И вот совершилась такая последовательность событий: Фома побежал к столу схватить один из ждавших его там ножей, продавщица побежала от него, схватившего нож, огонь, нервно жестикулируя, побежал за ними обоими. В этом хороводе стремительно растущие языки пламени попаляли Фому, а ожоги женщины уже не имели значения, потому как она все равно была обречена. Грузно неслась она по комнате, металась из угла в угол, и за ней мячиком скакало эхо ее собственного крика, враждебно смеялось над ней, и везде ее настигал Фома и в очередной раз ударял сверкающим в отблесках пламени лезвием, а следом прибегал огонь. Голова женщины внезапно осталась в костре, словно застряла в его оскаленных и омытых кровью зубах. Плывущее в бездне на другой стороне земного шара солнце - а она увидела его ужасно заболевшими от силы огня глазами - уплотнилось в черный, тонко переливающийся диск, который как маятник раскачивался между непрочитанными страницами горящей книги. Фома ударил ножом в глыбу ее живота, наподобие утеса выступающую из огненной реки. Оазис, подумал он малознакомое слово.
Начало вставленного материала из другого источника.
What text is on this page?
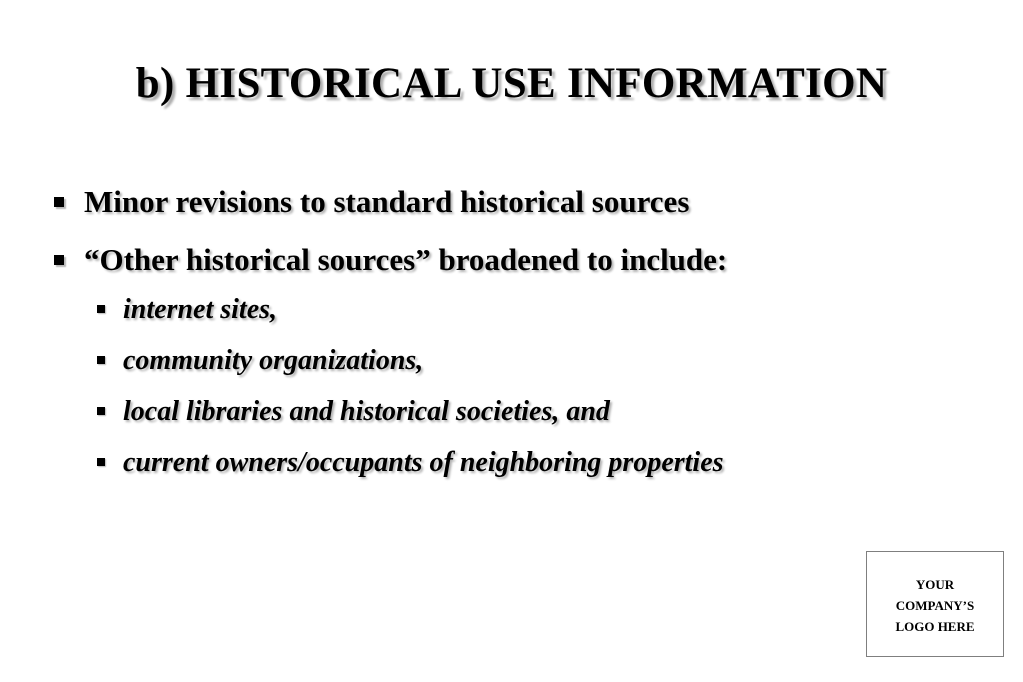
b) HISTORICAL USE INFORMATION
Minor revisions to standard historical sources
“Other historical sources” broadened to include:
internet sites,
community organizations,
local libraries and historical societies, and
current owners/occupants of neighboring properties
YOUR
COMPANY’S
LOGO HERE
Это означало, наверное, что зной, в котором он трудно и долго убивал женщину, свидетельствовал о пустыне, где нельзя не испытывать потребность в отдыхе. Он огляделся, и перед ним засвежел темный, прохладный провал окна. Из-под его ног гибкие, быстрыми струйками летающие огненные крюки утаскивали уже бездыханное тело в раскаленную печь. Фому потрясла мысль, что взять нечего. И это в богатом доме! Все съел огонь.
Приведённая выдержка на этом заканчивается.